The 64bit hashes are compared using `Compare-PerceptHash`, and a number between
0 and 64 is returned. This number represents how many bits are _different_
between the two hashes.
A value of 10 or under is usually a good indication that the two images are
_similar_. Values closer to zero are _more similar_. Likewise, a value greater
than 10 indicates that the two images are probably _dissimilar_.
This algorithm is far from perfect considering the hashes are created by
distilling the source file down to a 9x8 grayscale image, however the algorithm
works well when used to simply bring similar images to your attention.
## The algorithm
I hear and use the word "hash" on a regular basis, and have used all kinds of
cryptographic hashes over the years including md5, bcrypt, and the various sha's.
But these are fundamentally different algorithms with almost polar opposite
goals. The kind of hashs I was familar with were designed to produce _wildly_
different results from two sets of data if even a __single bit__ was different
between them.

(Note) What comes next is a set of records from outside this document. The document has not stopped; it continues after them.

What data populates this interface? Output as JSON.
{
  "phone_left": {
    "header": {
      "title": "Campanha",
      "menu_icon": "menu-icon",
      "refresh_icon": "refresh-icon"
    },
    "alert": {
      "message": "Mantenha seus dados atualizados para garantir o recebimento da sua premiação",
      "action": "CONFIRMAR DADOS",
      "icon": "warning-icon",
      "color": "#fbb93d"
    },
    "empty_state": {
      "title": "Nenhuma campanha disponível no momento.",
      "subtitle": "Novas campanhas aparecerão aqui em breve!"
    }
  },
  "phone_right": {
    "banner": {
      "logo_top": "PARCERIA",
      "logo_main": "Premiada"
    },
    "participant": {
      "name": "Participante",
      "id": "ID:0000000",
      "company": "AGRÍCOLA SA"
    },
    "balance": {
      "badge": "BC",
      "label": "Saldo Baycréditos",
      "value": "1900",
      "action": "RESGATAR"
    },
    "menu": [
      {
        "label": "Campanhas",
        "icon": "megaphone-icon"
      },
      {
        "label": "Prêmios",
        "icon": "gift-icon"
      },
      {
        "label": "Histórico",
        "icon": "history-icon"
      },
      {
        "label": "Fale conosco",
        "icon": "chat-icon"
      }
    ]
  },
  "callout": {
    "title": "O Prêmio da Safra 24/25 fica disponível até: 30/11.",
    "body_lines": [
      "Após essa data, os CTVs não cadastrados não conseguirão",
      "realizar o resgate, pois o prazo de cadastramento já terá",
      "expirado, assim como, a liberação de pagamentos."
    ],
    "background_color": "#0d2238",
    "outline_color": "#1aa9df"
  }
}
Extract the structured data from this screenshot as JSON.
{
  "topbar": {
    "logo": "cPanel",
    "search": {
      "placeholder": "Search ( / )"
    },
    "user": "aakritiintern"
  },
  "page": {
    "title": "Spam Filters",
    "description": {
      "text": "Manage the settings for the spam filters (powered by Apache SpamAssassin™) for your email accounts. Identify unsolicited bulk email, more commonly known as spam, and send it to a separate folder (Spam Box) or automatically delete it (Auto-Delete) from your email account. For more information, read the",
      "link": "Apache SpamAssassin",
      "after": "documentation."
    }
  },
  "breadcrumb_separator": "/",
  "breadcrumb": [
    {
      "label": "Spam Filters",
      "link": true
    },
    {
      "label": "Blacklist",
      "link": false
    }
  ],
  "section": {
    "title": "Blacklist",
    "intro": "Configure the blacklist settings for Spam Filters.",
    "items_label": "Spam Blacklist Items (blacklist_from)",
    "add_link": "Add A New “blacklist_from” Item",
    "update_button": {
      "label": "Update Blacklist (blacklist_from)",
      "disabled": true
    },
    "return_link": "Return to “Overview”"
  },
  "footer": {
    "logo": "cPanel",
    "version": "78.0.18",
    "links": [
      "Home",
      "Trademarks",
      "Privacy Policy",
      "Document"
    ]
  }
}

The resulting hashes were either the same, indicating that the
inputs were _very likely_ the same (collisions happen, but they're hard to find),
or they were different, indicating that the inputs were _definitely_ different.
There should be no way to measure how similar two inputs are based on their SHA
hashes. If you could, the algorithm would be too weak to use for any kind of
security or privacy on the web.
In contrast, a perceptual hash like dHash will, by design, produce the same or
similar hash when given two images that are nearly identical. And since each bit
in the 64bit hash represents a part of the image, you can calculate the
[hamming distance](https://en.wikipedia.org/wiki/Hamming_distance) between two
hashes to determine how many of the 64bits in the two hashes are different.

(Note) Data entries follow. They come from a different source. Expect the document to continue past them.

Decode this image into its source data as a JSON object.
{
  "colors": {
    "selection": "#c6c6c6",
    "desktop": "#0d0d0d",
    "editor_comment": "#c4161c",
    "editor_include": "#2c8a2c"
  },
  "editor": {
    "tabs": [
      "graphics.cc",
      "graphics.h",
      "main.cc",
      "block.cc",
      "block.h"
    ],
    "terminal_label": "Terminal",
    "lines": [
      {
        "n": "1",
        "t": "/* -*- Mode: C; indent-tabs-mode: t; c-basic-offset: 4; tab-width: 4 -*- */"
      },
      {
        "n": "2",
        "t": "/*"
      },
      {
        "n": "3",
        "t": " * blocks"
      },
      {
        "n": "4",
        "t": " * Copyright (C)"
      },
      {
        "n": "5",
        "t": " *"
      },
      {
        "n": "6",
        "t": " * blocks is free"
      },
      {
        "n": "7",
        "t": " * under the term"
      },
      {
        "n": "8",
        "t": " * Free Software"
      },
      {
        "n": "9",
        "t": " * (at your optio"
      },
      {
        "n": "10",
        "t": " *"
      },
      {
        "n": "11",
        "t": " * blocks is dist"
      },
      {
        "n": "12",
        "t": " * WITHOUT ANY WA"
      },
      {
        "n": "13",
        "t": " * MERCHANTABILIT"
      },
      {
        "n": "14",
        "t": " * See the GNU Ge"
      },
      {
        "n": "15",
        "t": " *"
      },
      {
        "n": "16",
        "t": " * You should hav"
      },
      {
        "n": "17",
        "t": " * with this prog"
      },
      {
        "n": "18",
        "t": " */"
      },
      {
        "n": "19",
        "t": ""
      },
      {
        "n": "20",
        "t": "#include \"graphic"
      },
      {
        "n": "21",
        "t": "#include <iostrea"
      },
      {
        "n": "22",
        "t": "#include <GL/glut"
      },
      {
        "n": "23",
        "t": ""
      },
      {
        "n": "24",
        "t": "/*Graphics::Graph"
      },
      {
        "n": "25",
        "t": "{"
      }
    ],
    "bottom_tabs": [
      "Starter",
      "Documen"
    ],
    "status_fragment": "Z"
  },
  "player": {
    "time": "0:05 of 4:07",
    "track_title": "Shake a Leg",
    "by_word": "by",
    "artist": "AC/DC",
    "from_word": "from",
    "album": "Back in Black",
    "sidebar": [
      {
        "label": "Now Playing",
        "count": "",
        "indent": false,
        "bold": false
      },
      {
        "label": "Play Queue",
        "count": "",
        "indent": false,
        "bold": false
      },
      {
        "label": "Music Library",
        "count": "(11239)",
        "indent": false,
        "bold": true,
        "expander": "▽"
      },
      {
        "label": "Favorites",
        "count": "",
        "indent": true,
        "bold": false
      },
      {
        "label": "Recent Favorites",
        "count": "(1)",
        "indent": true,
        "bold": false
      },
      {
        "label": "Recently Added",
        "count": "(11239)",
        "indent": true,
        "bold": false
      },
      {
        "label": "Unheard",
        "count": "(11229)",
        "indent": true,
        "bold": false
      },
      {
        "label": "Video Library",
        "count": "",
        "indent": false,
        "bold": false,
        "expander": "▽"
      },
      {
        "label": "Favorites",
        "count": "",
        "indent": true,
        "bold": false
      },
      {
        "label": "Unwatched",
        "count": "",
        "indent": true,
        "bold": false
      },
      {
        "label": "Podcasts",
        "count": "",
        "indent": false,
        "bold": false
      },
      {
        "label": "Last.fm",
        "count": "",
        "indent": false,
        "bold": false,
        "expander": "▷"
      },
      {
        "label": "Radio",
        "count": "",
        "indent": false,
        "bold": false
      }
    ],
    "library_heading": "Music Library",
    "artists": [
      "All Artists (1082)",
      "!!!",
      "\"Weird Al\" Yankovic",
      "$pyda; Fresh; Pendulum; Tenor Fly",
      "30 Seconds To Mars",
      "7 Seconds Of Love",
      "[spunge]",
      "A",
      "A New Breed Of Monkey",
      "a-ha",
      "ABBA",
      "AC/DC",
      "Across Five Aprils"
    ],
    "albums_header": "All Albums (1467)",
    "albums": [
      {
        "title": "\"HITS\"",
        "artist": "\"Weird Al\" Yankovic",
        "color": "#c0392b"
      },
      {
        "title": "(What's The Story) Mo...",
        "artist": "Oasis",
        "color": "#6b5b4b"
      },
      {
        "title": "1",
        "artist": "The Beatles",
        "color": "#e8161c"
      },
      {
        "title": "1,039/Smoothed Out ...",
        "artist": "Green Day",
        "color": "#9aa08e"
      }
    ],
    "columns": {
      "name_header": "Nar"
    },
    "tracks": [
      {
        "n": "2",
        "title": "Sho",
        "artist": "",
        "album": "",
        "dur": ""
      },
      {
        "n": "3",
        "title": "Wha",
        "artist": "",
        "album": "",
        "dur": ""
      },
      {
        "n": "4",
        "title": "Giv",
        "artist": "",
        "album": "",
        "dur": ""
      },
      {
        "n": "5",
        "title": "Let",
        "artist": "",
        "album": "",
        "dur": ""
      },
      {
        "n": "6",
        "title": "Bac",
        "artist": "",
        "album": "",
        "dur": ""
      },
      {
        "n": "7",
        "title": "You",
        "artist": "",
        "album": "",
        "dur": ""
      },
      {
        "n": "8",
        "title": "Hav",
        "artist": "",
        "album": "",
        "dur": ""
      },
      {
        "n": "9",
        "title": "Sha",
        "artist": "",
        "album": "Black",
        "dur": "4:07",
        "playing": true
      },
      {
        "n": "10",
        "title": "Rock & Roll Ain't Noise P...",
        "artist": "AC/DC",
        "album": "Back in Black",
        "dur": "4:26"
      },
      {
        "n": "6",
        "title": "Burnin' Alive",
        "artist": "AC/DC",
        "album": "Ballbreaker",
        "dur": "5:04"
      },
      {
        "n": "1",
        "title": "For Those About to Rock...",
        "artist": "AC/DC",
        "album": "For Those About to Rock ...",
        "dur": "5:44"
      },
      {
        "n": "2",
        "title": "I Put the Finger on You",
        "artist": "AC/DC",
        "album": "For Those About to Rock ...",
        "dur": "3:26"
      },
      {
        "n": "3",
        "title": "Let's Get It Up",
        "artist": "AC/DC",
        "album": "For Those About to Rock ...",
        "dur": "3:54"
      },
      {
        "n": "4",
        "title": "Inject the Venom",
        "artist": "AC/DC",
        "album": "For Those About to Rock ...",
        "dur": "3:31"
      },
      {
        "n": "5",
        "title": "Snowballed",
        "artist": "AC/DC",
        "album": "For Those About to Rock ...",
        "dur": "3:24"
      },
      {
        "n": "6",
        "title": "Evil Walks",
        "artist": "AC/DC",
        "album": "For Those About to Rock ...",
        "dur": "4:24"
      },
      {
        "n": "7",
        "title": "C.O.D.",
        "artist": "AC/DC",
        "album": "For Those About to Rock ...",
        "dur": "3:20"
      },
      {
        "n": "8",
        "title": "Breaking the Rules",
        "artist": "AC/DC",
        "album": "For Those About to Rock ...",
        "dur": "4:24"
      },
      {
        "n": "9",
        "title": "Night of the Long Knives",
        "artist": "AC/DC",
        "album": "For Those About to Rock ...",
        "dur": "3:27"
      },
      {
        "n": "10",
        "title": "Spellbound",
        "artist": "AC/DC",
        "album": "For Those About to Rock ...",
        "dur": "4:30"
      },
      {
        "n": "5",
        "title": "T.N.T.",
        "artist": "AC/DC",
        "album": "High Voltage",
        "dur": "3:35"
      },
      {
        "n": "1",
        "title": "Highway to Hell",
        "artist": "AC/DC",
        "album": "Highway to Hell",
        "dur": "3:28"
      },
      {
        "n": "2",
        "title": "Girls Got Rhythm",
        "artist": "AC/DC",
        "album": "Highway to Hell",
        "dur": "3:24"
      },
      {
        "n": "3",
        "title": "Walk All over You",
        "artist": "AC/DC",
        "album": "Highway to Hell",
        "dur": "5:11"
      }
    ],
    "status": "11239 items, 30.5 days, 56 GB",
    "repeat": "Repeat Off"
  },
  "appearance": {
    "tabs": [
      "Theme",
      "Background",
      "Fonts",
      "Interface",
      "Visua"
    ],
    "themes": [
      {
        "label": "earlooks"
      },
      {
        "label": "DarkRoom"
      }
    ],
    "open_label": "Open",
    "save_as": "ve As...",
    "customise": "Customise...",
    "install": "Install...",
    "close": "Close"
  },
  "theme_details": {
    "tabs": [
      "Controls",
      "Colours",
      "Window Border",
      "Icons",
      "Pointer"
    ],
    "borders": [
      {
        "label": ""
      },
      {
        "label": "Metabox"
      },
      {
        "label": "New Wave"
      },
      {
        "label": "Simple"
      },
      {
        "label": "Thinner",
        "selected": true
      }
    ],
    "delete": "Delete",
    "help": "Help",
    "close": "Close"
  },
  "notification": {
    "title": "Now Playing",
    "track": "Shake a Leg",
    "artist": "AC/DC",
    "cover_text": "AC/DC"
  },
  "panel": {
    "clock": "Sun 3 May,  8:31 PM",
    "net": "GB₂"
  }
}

Fewer differences indicate a higher likelihood that the hashes are from the same
or similar images.
Here's a quick summary of the dHash algorithm:
1. Reduce the size to 9x8 pixels. Don't worry about the original image size or aspect ratio.
2. Convert to grayscale because we only care about the "brightness" of each pixel.
3. Compare each pixel's brightness to the neighbor on the right. This is why the image is resized to 9x8 - we need 8 bits per row.
4. Assign a bit value of "1" if the current pixel is brighter than the neighbor on the right.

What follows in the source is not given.